La visite de François coïncide avec le 155e anniversaire de la mort de Jacques Désiré Laval, prêtre français décédé le 9 septembre 1864 et béatifié en 1979 par Jean Paul II. Un pèlerinage lié à ce missionnaire rassemble chaque année 100.000 personnes.

Le souverain pontife s’est recueilli sur la tombe du père Laval, considéré comme "l’apôtre des Noirs" et "l’apôtre de l’unité mauricienne". Celui-ci évangélisa au XIXe siècle les esclaves qui venaient d’être libérés et dont les descendants créoles forment la majorité des catholiques mauriciens.

"Sa sollicitude le porta à faire confiance aux plus pauvres et aux personnes rejetées", selon le pape.

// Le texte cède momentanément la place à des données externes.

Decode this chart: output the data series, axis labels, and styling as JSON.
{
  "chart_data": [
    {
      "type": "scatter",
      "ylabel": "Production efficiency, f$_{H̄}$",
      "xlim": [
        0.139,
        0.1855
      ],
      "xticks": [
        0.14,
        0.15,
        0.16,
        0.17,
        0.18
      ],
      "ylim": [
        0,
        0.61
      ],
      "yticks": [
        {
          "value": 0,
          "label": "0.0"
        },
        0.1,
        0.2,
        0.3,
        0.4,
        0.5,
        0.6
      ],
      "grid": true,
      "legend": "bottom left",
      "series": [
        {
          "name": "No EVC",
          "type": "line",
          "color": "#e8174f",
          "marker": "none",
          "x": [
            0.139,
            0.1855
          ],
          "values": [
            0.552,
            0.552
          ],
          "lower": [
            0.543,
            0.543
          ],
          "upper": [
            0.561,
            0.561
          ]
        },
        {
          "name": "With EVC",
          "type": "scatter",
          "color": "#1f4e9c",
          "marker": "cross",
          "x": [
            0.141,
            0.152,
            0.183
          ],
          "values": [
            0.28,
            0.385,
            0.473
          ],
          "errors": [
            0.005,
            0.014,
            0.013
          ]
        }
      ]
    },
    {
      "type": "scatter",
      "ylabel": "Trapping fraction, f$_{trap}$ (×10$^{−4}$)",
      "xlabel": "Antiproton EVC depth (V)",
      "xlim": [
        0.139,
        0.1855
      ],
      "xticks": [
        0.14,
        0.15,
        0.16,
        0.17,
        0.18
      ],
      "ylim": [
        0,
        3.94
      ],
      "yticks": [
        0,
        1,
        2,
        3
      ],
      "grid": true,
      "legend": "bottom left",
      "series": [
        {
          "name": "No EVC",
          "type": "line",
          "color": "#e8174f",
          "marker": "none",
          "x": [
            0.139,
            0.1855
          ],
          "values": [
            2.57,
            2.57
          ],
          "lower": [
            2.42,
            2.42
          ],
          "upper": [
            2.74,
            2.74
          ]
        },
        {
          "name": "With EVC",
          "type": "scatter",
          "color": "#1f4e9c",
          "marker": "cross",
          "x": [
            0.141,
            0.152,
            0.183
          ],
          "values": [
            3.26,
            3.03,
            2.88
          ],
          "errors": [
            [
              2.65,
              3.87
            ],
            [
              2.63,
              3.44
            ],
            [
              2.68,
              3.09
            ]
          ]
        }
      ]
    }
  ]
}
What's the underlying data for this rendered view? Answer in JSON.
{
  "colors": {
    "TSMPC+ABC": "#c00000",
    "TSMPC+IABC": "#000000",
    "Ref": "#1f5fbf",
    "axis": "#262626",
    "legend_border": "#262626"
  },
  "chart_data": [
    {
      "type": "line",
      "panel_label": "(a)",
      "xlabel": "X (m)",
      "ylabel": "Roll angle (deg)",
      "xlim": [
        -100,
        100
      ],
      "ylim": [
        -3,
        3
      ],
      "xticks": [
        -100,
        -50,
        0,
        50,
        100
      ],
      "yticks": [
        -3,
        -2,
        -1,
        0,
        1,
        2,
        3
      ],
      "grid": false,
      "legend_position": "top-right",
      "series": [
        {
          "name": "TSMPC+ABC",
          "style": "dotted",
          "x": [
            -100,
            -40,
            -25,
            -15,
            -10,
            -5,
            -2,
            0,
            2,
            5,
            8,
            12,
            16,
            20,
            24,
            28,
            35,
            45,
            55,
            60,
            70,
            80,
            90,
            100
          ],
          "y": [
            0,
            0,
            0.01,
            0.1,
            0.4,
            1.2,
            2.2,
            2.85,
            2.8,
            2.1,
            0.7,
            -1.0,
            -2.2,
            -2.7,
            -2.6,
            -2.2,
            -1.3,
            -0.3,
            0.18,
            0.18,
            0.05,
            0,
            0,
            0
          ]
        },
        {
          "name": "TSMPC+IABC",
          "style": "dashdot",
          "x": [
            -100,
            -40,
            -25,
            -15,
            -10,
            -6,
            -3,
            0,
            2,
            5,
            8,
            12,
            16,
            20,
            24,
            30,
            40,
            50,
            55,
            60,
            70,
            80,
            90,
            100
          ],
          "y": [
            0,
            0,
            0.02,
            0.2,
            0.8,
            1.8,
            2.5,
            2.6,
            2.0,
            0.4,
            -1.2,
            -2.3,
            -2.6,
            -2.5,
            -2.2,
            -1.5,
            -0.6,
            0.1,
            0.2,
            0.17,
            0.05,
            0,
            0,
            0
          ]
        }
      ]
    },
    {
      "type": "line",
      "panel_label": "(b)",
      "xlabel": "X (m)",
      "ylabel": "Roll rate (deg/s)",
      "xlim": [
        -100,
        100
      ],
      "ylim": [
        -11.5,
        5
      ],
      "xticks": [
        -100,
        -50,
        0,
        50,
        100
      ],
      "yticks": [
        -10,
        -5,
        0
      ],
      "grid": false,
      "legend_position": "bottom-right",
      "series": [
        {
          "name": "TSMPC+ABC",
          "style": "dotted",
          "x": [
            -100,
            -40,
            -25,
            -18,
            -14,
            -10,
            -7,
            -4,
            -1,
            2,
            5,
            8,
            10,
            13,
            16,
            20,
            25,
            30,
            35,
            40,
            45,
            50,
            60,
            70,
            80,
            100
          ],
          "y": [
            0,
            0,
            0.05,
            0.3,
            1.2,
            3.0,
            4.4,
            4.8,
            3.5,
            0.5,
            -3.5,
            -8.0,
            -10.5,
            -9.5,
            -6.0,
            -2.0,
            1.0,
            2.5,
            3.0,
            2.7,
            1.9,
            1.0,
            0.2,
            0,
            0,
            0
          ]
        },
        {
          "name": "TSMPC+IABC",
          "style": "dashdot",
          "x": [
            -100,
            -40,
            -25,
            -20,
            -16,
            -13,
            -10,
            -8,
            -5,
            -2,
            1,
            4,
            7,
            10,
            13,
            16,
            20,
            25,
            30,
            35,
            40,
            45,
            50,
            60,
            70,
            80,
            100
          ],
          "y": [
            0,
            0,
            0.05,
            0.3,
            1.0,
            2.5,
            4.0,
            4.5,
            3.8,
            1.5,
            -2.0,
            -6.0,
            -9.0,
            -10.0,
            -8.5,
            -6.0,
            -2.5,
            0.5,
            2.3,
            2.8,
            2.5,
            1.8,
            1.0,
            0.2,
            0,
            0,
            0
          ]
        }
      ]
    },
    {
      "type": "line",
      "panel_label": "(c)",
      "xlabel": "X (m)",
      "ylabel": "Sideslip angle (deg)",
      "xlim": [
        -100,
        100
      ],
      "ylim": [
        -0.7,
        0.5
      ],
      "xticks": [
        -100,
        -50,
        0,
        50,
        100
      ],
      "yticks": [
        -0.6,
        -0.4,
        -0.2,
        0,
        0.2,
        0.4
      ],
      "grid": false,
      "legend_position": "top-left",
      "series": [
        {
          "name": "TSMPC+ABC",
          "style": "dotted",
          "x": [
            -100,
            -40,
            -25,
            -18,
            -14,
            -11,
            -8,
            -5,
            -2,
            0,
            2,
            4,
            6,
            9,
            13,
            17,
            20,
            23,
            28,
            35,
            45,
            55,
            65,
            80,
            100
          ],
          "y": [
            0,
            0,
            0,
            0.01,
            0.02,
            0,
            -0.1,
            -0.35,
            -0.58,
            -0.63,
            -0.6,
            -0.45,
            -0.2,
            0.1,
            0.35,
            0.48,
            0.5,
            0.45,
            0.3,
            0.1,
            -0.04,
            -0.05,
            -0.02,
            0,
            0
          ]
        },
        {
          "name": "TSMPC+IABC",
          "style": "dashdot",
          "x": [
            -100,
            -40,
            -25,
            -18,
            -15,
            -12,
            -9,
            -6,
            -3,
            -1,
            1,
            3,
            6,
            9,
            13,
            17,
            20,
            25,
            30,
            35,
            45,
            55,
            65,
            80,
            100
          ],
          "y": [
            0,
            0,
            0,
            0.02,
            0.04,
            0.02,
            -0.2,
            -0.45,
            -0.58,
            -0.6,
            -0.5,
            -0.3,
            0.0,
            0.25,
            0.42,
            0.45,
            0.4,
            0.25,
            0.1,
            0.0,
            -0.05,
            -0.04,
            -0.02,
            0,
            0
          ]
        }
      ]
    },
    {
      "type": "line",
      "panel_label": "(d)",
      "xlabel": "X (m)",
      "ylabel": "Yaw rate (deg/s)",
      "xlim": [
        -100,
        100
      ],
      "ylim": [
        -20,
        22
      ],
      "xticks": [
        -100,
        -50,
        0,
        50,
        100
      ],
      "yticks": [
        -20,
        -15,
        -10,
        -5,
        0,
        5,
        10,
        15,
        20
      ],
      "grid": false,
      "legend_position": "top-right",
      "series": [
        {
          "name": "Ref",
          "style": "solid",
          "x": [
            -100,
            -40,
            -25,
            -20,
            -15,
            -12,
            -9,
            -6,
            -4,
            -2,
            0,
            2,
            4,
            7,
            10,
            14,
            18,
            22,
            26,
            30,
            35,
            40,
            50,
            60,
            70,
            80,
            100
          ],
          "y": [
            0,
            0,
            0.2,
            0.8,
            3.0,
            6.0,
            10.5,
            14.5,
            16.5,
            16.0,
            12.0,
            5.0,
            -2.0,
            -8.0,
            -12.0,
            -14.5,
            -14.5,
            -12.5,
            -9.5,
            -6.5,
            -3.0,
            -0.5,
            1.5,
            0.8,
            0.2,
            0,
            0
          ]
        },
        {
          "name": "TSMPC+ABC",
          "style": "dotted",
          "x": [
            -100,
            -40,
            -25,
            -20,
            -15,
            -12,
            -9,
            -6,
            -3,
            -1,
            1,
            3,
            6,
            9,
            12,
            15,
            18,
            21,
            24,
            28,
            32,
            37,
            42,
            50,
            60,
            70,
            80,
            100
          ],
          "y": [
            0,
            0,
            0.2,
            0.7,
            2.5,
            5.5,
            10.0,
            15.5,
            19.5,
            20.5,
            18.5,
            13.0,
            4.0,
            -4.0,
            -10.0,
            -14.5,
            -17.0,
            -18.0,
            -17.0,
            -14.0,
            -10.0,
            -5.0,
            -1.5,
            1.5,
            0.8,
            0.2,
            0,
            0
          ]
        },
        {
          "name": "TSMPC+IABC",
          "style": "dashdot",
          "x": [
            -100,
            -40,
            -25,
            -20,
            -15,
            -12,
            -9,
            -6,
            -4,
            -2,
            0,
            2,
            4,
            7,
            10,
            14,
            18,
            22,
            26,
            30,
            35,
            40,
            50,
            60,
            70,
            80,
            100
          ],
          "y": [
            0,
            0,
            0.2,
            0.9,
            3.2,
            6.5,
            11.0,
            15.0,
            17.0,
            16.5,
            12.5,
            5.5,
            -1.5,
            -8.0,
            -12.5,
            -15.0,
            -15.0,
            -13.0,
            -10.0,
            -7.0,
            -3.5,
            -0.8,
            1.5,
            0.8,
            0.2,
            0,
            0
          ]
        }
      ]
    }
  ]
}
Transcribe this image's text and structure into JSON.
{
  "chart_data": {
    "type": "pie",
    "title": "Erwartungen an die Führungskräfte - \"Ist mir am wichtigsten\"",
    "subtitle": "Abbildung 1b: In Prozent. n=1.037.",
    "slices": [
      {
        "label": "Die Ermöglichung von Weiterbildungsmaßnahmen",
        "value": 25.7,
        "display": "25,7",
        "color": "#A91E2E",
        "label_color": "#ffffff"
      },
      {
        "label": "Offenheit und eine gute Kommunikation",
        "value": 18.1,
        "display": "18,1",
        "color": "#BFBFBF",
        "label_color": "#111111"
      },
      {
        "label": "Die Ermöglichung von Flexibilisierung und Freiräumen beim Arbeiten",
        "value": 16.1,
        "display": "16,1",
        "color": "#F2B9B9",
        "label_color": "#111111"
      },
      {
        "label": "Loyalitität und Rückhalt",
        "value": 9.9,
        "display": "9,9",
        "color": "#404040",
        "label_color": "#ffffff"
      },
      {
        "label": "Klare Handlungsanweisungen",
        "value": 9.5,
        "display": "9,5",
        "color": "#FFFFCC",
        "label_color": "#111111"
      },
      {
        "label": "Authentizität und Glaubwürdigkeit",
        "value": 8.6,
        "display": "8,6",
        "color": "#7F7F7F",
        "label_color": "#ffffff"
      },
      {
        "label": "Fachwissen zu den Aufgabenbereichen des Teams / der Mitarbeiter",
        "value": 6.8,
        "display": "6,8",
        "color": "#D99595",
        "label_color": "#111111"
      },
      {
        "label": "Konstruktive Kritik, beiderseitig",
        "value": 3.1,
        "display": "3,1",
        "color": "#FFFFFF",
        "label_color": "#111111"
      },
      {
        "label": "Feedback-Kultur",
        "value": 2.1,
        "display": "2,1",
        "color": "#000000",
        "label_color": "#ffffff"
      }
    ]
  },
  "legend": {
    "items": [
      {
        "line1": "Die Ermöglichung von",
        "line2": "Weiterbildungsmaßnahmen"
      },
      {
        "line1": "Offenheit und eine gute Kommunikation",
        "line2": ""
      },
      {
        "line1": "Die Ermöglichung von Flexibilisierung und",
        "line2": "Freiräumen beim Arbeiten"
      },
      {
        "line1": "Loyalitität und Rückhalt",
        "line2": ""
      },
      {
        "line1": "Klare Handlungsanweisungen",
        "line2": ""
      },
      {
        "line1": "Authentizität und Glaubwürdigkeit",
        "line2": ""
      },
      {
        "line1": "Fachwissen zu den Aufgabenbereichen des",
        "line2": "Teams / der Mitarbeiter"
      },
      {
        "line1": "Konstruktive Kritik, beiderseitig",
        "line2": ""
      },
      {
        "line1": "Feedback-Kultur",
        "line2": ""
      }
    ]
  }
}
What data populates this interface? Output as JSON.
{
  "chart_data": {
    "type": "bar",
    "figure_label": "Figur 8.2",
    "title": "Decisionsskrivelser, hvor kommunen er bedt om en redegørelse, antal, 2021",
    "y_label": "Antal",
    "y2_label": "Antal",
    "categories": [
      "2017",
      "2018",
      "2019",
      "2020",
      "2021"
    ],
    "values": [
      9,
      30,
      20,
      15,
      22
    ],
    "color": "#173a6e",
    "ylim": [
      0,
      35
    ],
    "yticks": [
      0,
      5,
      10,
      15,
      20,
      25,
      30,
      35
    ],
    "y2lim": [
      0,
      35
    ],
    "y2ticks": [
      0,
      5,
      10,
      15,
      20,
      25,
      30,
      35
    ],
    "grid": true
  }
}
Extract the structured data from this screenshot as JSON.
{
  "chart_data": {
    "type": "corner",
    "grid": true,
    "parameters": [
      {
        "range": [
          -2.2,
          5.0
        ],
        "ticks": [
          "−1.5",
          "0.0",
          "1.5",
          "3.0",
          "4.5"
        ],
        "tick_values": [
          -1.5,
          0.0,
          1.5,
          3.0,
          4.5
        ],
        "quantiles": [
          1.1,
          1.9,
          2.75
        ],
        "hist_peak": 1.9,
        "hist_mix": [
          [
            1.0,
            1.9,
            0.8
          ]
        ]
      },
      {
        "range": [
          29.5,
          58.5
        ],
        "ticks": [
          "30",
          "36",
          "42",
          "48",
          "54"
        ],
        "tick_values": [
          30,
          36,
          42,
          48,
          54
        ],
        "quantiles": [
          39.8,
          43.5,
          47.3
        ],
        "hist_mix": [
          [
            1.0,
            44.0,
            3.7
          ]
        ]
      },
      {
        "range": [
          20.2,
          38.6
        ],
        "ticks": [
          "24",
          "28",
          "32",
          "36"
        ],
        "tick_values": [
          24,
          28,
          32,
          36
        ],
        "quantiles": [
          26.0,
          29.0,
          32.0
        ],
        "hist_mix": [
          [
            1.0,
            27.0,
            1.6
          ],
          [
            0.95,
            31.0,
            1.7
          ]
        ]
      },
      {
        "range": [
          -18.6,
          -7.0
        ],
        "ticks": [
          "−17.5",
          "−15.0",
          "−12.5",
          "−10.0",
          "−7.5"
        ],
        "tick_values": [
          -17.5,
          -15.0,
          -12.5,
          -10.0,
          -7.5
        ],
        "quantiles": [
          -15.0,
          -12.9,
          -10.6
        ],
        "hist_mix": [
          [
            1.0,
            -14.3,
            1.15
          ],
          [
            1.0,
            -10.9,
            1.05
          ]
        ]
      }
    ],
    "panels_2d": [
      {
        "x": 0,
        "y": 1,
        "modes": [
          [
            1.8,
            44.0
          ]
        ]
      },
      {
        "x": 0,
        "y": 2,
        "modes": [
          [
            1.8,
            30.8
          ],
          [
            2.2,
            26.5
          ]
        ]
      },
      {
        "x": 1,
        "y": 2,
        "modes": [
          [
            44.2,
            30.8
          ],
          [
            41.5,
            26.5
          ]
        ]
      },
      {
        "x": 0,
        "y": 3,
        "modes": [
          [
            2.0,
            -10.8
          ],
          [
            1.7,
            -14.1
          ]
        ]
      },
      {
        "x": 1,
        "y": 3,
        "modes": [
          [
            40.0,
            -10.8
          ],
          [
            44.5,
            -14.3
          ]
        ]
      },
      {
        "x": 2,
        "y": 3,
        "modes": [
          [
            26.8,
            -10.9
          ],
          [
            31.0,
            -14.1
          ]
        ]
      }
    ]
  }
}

L’évêché a invité les Mauriciens à planter en l’honneur du pape au moins 100.000 arbres. "Ces plantes seront pour nous un rappel de votre invitation constante à écouter à la fois le cri des pauvres et le cri de la nature", a expliqué le cardinal Maurice Piat, évêque de Port-Louis.

Le pape, très engagé sur la préservation de la planète, a béni plusieurs plantes endémiques avant de rentrer à Madagascar. Maurice était la dernière étape de sa tournée africaine et il devait retourner mardi à Rome.